4. Labels correspond to hereditary (CMT/HNPP) and inflammatory/paraneoplastic (CIDP/POEMS/MMN).
5. Reminder: only labeled records are included (N=408).
6. Suggested script: "The cohort is reasonably balanced, so the model is not starved of treatable cases."

## Figure 2 - ROC Curve (Stratified CV, ExtraTrees)
1. Purpose: quantify separation performance across thresholds.
2. AUROC is 0.890, meaning the model ranks an inflammatory case above a hereditary case about 89% of the time.
3. Based on 5-fold stratified cross-validation (in-distribution performance).
4. Center is not used as a feature; the model sees ENMG metrics plus age and sensory absence.
5. Suggested script: "The curve stays above the diagonal, indicating consistent signal beyond chance."

## Figure 3 - Precision-Recall Curve (Stratified CV, ExtraTrees)
1. Purpose: show precision vs recall for the inflammatory class.
2. Average precision is 0.846, indicating good PPV as recall increases.
3. This plot reflects clinical review burden more directly than ROC.
4. Suggested script: "We can tune sensitivity without overwhelming clinicians with false positives."

## Figure 4 - Confusion Matrix (Stratified CV, ExtraTrees)
1. Purpose: visualize agreement with the reference diagnosis.
2. Out-of-fold counts: TN 193, FP 34, FN 41, TP 140.
3. Sensitivity for inflammatory cases is 140/181 (about 0.77); specificity for hereditary is 193/227 (about 0.85).
4. Balanced accuracy is 0.812, reflecting symmetric performance across classes.
5. Suggested script: "False negatives are the most critical errors because inflammatory cases are treatable."

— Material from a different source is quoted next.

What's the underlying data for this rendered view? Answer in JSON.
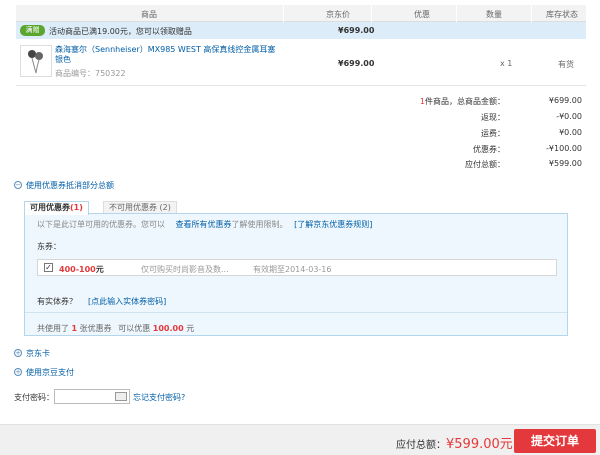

## Figure 5 - Feature Importance (ExtraTrees)
1. Purpose: show which features drive predictions without using center.
2. Age and median/ulnar conduction metrics (NCV and distal latency) dominate importance.
3. CMAP amplitudes contribute strongly; derived ratio/diff features add smaller gains.
4. Suggested script: "The model relies on familiar ENMG metrics, augmented by age and sensory context."

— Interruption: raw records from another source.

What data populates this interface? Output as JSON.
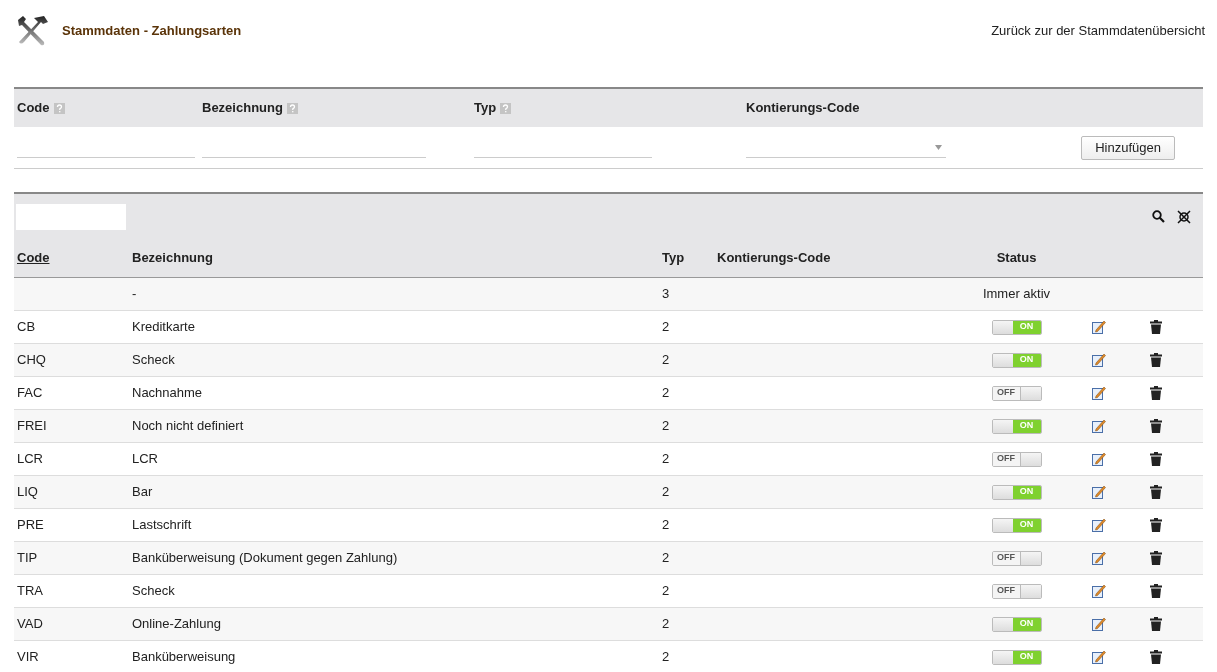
{
  "header": {
    "title": "Stammdaten - Zahlungsarten",
    "back_link": "Zurück zur der Stammdatenübersicht"
  },
  "form": {
    "fields": [
      {
        "label": "Code",
        "help": true,
        "kind": "text"
      },
      {
        "label": "Bezeichnung",
        "help": true,
        "kind": "text"
      },
      {
        "label": "Typ",
        "help": true,
        "kind": "text"
      },
      {
        "label": "Kontierungs-Code",
        "help": false,
        "kind": "select"
      }
    ],
    "add_button": "Hinzufügen"
  },
  "table": {
    "columns": [
      {
        "label": "Code",
        "sorted": true
      },
      {
        "label": "Bezeichnung",
        "sorted": false
      },
      {
        "label": "Typ",
        "sorted": false
      },
      {
        "label": "Kontierungs-Code",
        "sorted": false
      },
      {
        "label": "Status",
        "sorted": false
      }
    ],
    "rows": [
      {
        "kind": "fixed",
        "code": "",
        "name": "-",
        "typ": "3",
        "status_text": "Immer aktiv"
      },
      {
        "kind": "toggle",
        "code": "CB",
        "name": "Kreditkarte",
        "typ": "2",
        "on": true,
        "switch_label": "ON"
      },
      {
        "kind": "toggle",
        "code": "CHQ",
        "name": "Scheck",
        "typ": "2",
        "on": true,
        "switch_label": "ON"
      },
      {
        "kind": "toggle",
        "code": "FAC",
        "name": "Nachnahme",
        "typ": "2",
        "on": false,
        "switch_label": "OFF"
      },
      {
        "kind": "toggle",
        "code": "FREI",
        "name": "Noch nicht definiert",
        "typ": "2",
        "on": true,
        "switch_label": "ON"
      },
      {
        "kind": "toggle",
        "code": "LCR",
        "name": "LCR",
        "typ": "2",
        "on": false,
        "switch_label": "OFF"
      },
      {
        "kind": "toggle",
        "code": "LIQ",
        "name": "Bar",
        "typ": "2",
        "on": true,
        "switch_label": "ON"
      },
      {
        "kind": "toggle",
        "code": "PRE",
        "name": "Lastschrift",
        "typ": "2",
        "on": true,
        "switch_label": "ON"
      },
      {
        "kind": "toggle",
        "code": "TIP",
        "name": "Banküberweisung (Dokument gegen Zahlung)",
        "typ": "2",
        "on": false,
        "switch_label": "OFF"
      },
      {
        "kind": "toggle",
        "code": "TRA",
        "name": "Scheck",
        "typ": "2",
        "on": false,
        "switch_label": "OFF"
      },
      {
        "kind": "toggle",
        "code": "VAD",
        "name": "Online-Zahlung",
        "typ": "2",
        "on": true,
        "switch_label": "ON"
      },
      {
        "kind": "toggle",
        "code": "VIR",
        "name": "Banküberweisung",
        "typ": "2",
        "on": true,
        "switch_label": "ON"
      }
    ]
  }
}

## Figure 6 - Leave-One-Center-Out Performance
1. Purpose: estimate performance on an unseen center.
2. Balanced accuracy by center (AUC in parentheses):
   - HCFMRP_USP: 0.661 (0.766)
   - UFU: 0.696 (0.839)
   - USP_SP: 0.589 (0.732)
   - legacy_hcrp: 0.688 (0.749)
3. Humanitas is excluded because it contains only one class in this dataset.
4. Suggested script: "Generalization across centers remains the main limitation and will improve with additional data harmonization."